Однако восторг мой омрачало смущение. Я пришла в одиночку и была здесь незваной гостьей. Я не знала иврита, а о еврейских верованиях и традициях имела лишь поверхностное представление. Бабка моя вынужденно скрывала от всех, кто она такая на самом деле. Но какой неизвестной ценой она из Кон сделалась Дюпон?
У нашего рассказчика, безусловно, была собственная история бегства из Европы. Шульц был единственным сыном, в 1939 году родители отправили его прочь из тогдашней Чехословакии. После войны он один-единственный раз вернулся в страну, где родился, ему тогда было шестнадцать. Уезжал он десятилетним и теперь узнал, что его бывшие одноклассники все до единого мертвы или пропали без вести. Целая параллель еврейских мальчишек оказалась убита Гитлером. Их бледные лица сохранились лишь на памятной фотографии: школьный класс призраков, расставленных в два ряда, повыше ростом стоят, пониже сидят перед ними. Посередине учитель, усатый, в пенсне, весь достоинство – и беспомощность.
Под конец вечера Шульц поделился советом, который семьдесят с лишним лет назад получил от родной бабки и которому Шульц, по его мнению, был обязан и своим спасением, и долгой жизнью. «Если ты еврей, – сказала ему старуха, – и у тебя есть мозги, ты будешь делать две вещи. Учить языки и собирать паспорта».
Эту фразу встретили одобрительным бормотанием.

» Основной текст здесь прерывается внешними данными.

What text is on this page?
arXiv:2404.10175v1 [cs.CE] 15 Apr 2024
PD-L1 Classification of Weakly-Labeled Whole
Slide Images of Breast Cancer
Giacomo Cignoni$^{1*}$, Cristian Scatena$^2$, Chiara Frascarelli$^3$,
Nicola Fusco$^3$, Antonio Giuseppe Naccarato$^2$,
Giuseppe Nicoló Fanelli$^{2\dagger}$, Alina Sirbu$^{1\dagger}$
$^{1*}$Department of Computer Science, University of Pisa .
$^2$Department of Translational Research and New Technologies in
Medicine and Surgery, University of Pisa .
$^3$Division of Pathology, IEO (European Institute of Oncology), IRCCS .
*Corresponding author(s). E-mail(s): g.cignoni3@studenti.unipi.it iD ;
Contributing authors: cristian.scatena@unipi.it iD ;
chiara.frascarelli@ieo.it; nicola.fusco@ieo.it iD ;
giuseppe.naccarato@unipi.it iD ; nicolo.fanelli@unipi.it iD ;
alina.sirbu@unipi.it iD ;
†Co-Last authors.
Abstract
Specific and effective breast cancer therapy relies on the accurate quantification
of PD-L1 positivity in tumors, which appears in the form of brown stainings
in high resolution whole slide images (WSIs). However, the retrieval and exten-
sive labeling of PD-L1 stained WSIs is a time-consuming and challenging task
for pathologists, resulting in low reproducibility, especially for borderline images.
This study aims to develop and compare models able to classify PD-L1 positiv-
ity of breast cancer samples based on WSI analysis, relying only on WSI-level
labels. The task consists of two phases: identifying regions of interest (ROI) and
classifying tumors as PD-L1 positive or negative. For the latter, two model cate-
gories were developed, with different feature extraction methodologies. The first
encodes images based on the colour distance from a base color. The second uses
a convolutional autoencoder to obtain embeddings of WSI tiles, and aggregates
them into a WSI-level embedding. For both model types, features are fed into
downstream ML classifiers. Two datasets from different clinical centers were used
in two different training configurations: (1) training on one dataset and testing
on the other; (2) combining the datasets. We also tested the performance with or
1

Шульц заверил, что бабкина мудрость, насущная в тридцатые годы, актуальна и по сей день.
–В конце концов, жизнь по-прежнему жизнь. И люди, боюсь, по-прежнему всего лишь люди. Говоря языком теологии, Машиах еще не пришел.
Это утверждение, высказанное вполне серьезно, публика встретила доброжелательным смехом. И только тогда я заметила в дальнем конце комнаты Товию, он раскачивался на стуле и даже не улыбнулся. Справа от него сидел пожилой господин; некогда его лицо, судя по волевому подбородку, было красивым. Мне показалось, он чем-то похож на Товию: у обоих нос с горбинкой. Старик, не смущаясь условностями, отступил от стиля одежды, принятого у ортодоксов: на нем был широкий белый кафтан, на плечах – сине-белое покрывало с бахромой по краям[12]. Приглядевшись, я обнаружила в его наряде изъян: с одного краю он был разорван. Старик подался к выступающему, опершись для поддержки на Товию. Тот в ответ со стуком опустил передние ножки стула на пол.
Я потеряла нить того, о чем говорил Шульц, а он уже заканчивал. Завершил выступление он извинением. Боюсь, я не сумел выразить то, ради чего пришел, сказал Шульц, надеюсь, оно все равно этого стоило.